What must be internal is what we call executive AI literacy — the ability of the C-Level and managers to understand what AI can and cannot do, to formulate good questions, and to evaluate recommendations. This cannot be outsourced.
For technical competencies, a hybrid model tends to work best: a small internal core of ML and data engineers that ensures continuity and business knowledge, complemented by specialized partners for specific projects and demand peaks. The pragmatic recommendation: buy the base, customize the differentiator. Use market foundation models as infrastructure and concentrate internal investment on the layer of proprietary data and the workflows that truly differentiate the business.
Decisions that require caution
Not every decision about GenAI needs to be made now. Some premature decisions can be more harmful than strategic patience.
- Massive investment in proprietary GPU infrastructure: The cost of training and maintaining proprietary models can exceed tens of millions of dollars per year. For the majority of companies, the equation does not add up when compared to commercial model APIs. Wait for costs to stabilize before internalizing heavy infrastructure.
- Aggressive workforce replacement: Companies that use GenAI as a pretext for massive headcount reductions lose the tacit knowledge necessary to feed and validate the models. AI augments human capability — it does not replace it linearly.
- Long-term commitment to a single vendor: The GenAI market is in rapid flux. Long contracts with a single provider create vendor lock-in at a time of accelerated evolution. Maintain architectural flexibility and data portability as non-negotiable requirements.
Haste without governance is the recipe for the 70% of AI projects that fail. Move fast on pilots, move with rigor at scale.
Board checklist: what to present to the board of directors
The board of directors needs visibility into the company's AI strategy, but does not need to understand transformers or fine-tuning. What the board needs to see:
- Strategic positioning: How does AI connect to the business strategy?
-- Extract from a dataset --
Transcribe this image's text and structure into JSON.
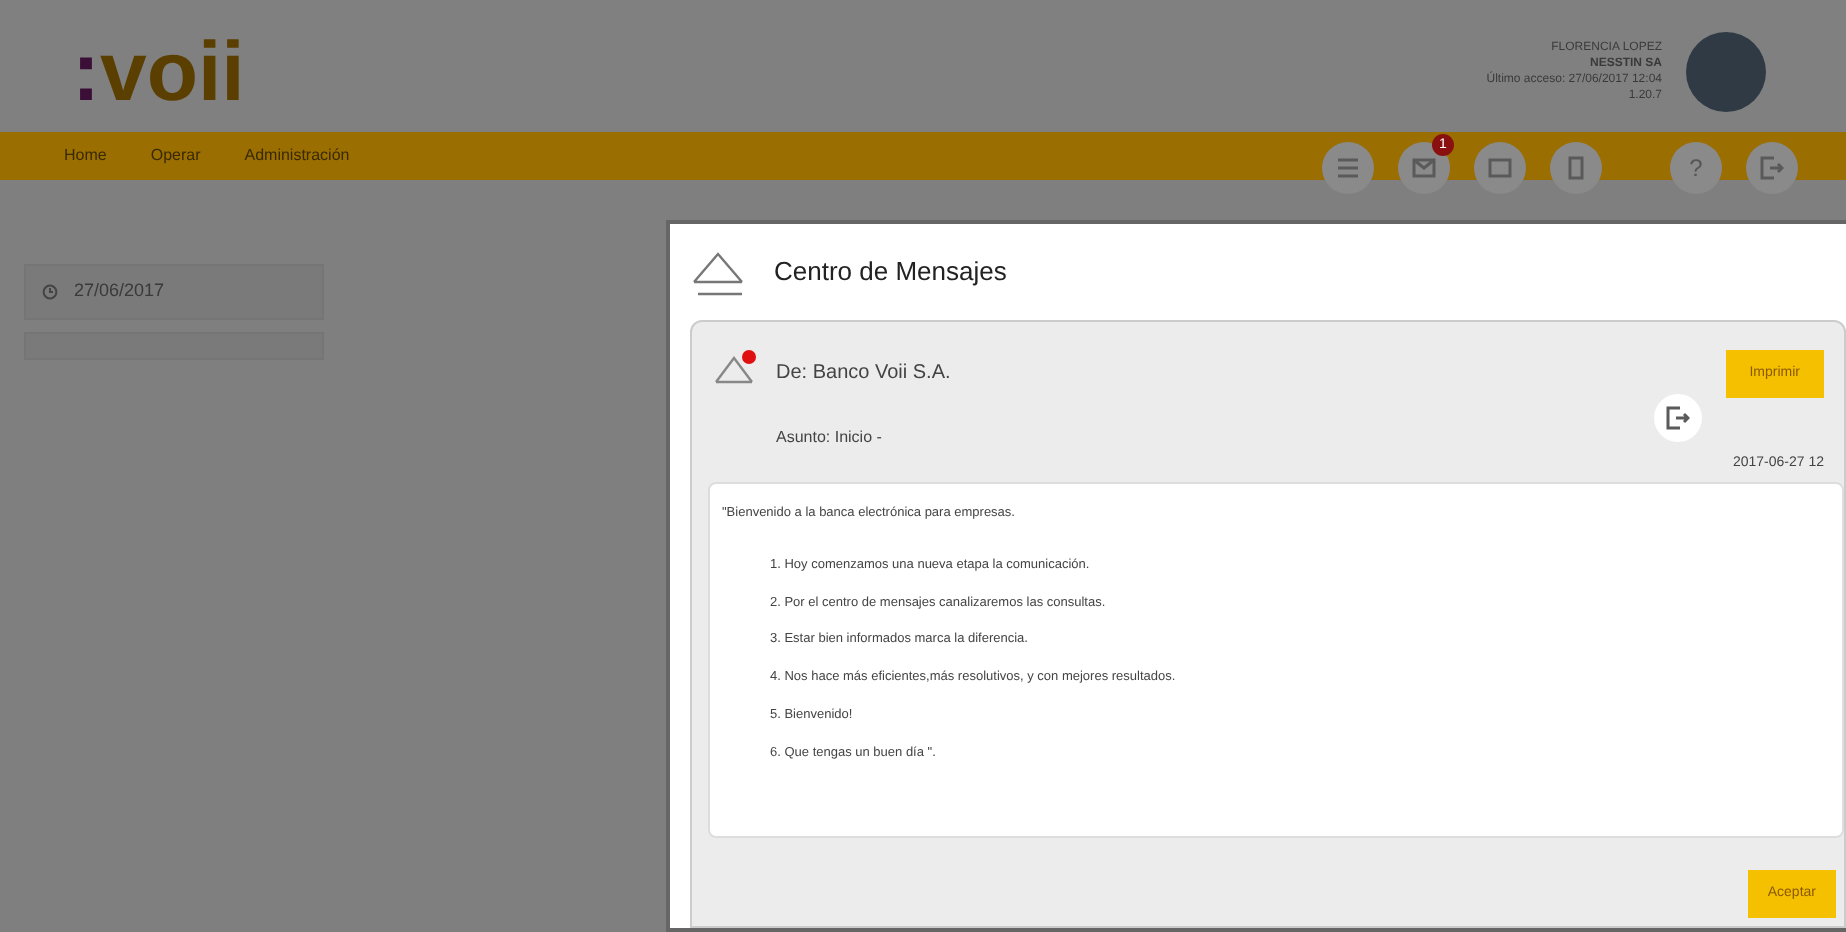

What competitive advantages does it enable or protect?
- Initiative portfolio: What projects are underway, at what stage (pilot, scale, production), and with what results?
- Investment and ROI: How much is the company investing in AI (total and per initiative)? What is the measurable return to date?
- Risk map: What are the main regulatory, reputational, and operational risks? How are they being mitigated?
- Governance: Who is responsible for AI in the organization? What policies exist for ethical and responsible use?
- Talent and culture: Does the company have the necessary competencies? What is the upskilling plan for leadership and teams?
- Benchmarking: How does the company compare to competitors and the market in AI maturity?
Key takeaways for the executive
- GenAI is not an IT decision — it is a leadership decision that affects business models, cost structures, and competitive strategy.
- The three critical decisions (strategic positioning, governance policy, internal vs. outsourced capability) cannot be delegated or postponed.
- Decisions that require caution include investment in proprietary GPU infrastructure, aggressive workforce replacement, and lock-in with a single vendor.
- Governance is not the opposite of speed — it is what enables scale. Without it, pilots never reach production.
- The board needs visibility, not technical details. Prepare a board deck that connects AI to business outcomes.